Cette demande préjudicielle de la Cour suprême irlandaise porte sur l'interprétation de la directive 2011/95/UE concernant les conditions à remplir pour bénéficier d'une protection internationale. Elle vise notamment à clarifier les critères d'octroi du statut de réfugié, en particulier l'appréciation des craintes de persécution et l'identification des acteurs de ces persécutions. La réponse de la Cour guidera les juridictions nationales dans l'application uniforme du droit d'asile européen.

Texte intégral

European flag

Journal officiel
de l'Union européenne

FR

Série C


C/2025/1072

24.2.2025

Demande de décision préjudicielle présentée par la Supreme Court (Irlande) le 24 octobre 2024 – International Protection Appeals Tribunal, Minister for Justice, Irlande, Attorney General/L.K.

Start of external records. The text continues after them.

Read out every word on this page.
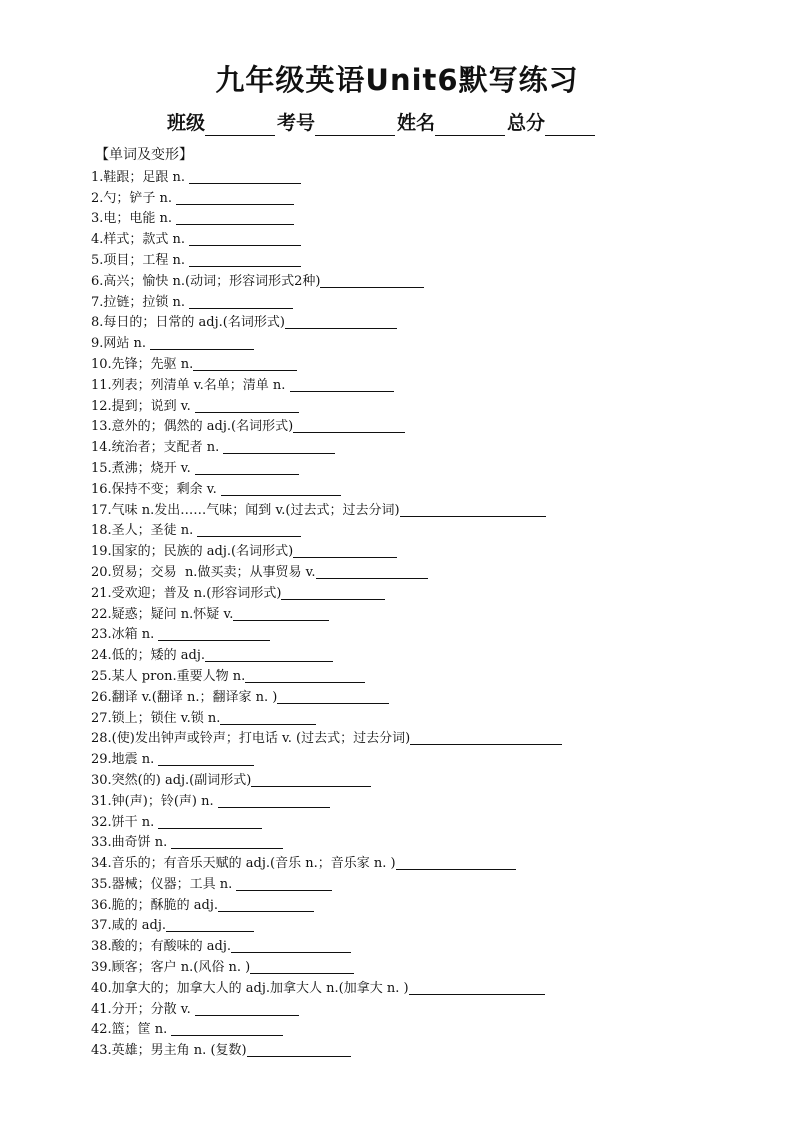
九年级英语Unit6默写练习
班级	考号	姓名	总分
【单词及变形】
1.鞋跟；足跟 n.
2.勺；铲子 n.
3.电；电能 n.
4.样式；款式 n.
5.项目；工程 n.
6.高兴；愉快 n.(动词；形容词形式2种)
7.拉链；拉锁 n.
8.每日的；日常的 adj.(名词形式)
9.网站 n.
10.先锋；先驱 n.
11.列表；列清单 v.名单；清单 n.
12.提到；说到 v.
13.意外的；偶然的 adj.(名词形式)
14.统治者；支配者 n.
15.煮沸；烧开 v.
16.保持不变；剩余 v.
17.气味 n.发出……气味；闻到 v.(过去式；过去分词)
18.圣人；圣徒 n.
19.国家的；民族的 adj.(名词形式)
20.贸易；交易  n.做买卖；从事贸易 v.
21.受欢迎；普及 n.(形容词形式)
22.疑惑；疑问 n.怀疑 v.
23.冰箱 n.
24.低的；矮的 adj.
25.某人 pron.重要人物 n.
26.翻译 v.(翻译 n.；翻译家 n. )
27.锁上；锁住 v.锁 n.
28.(使)发出钟声或铃声；打电话 v. (过去式；过去分词)
29.地震 n.
30.突然(的) adj.(副词形式)
31.钟(声)；铃(声) n.
32.饼干 n.
33.曲奇饼 n.
34.音乐的；有音乐天赋的 adj.(音乐 n.；音乐家 n. )
35.器械；仪器；工具 n.
36.脆的；酥脆的 adj.
37.咸的 adj.
38.酸的；有酸味的 adj.
39.顾客；客户 n.(风俗 n. )
40.加拿大的；加拿大人的 adj.加拿大人 n.(加拿大 n. )
41.分开；分散 v.
42.篮；筐 n.
43.英雄；男主角 n. (复数)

(Affaire C-742/24, Havvitt (1) )

(C/2025/1072)

Langue de procédure: l’anglais

Juridiction de renvoi

Supreme Court

Parties à la procédure au principal

Parties requérantes: International Protection Appeals Tribunal, Minister for Justice, Irlande, Attorney General

Partie défenderesse: L.K.

Questions préjudicielles

1.

Dans l’arrêt du 14 janvier 2021, The International Protection Appeals Tribunal e.a. (C-322/19 et C-385/19) (2), la Cour a fait observer que la directive 2013/33/UE (3) ne donne aucune indication quant aux actes susceptibles de constituer un retard imputable au demandeur de protection internationale au sens de l’article 15, paragraphe 1, de cette directive. Pour déterminer quels actes sont susceptibles de constituer un retard imputable à un demandeur, convient-il de tenir compte du fait qu’un demandeur tel que l’intimé en l’espèce n’a fourni aucune information (par voie de réponse au questionnaire) pendant une période excédant le délai de neuf mois prévu à l’article 15 de ladite directive?

2.

La notion de retard aux fins de l’article 15, paragraphe 1, de la directive 2013/33/UE vise-t-elle uniquement un retard pouvant être imputé en totalité et de manière exclusive au demandeur de protection internationale ou couvre-t-elle tout retard non négligeable susceptible d’être imputé au demandeur ou pouvant être considéré comme constituant une «absence de coopération» de sa part?

3.

Lorsqu’il y a un retard important et inexpliqué de la part d’un demandeur de protection internationale et qu’il y a également eu un retard de la part de l’État membre lui-même, ainsi qu’un retard dû à des facteurs externes tels que ceux liés à la pandémie de Covid-19, une partie du retard global peut-elle être «imputé[e] au demandeur» aux fins de la directive 2013/33/UE, ou tout retard dans le traitement de la demande doit-il être exclusivement dû au demandeur?

4.

L’insertion de l’expression «imputée en [...] partie» à l’article 11, paragraphe 4, sous b), des European Communities (Reception Conditions) Regulations 2018, S.I. no 230/2018, signifie-t-elle que l’Irlande n’a pas correctement transposé la directive 2013/33/UE eu égard à la marge d’appréciation dont disposent les États membres dans la manière dont ils choisissent de mettre en œuvre cette directive et compte tenu du fait qu’il n’apparaît pas que l’inclusion de cette expression rende impossible en pratique ou excessivement difficile l’exercice des droits conférés par l’ordre juridique de l’Union?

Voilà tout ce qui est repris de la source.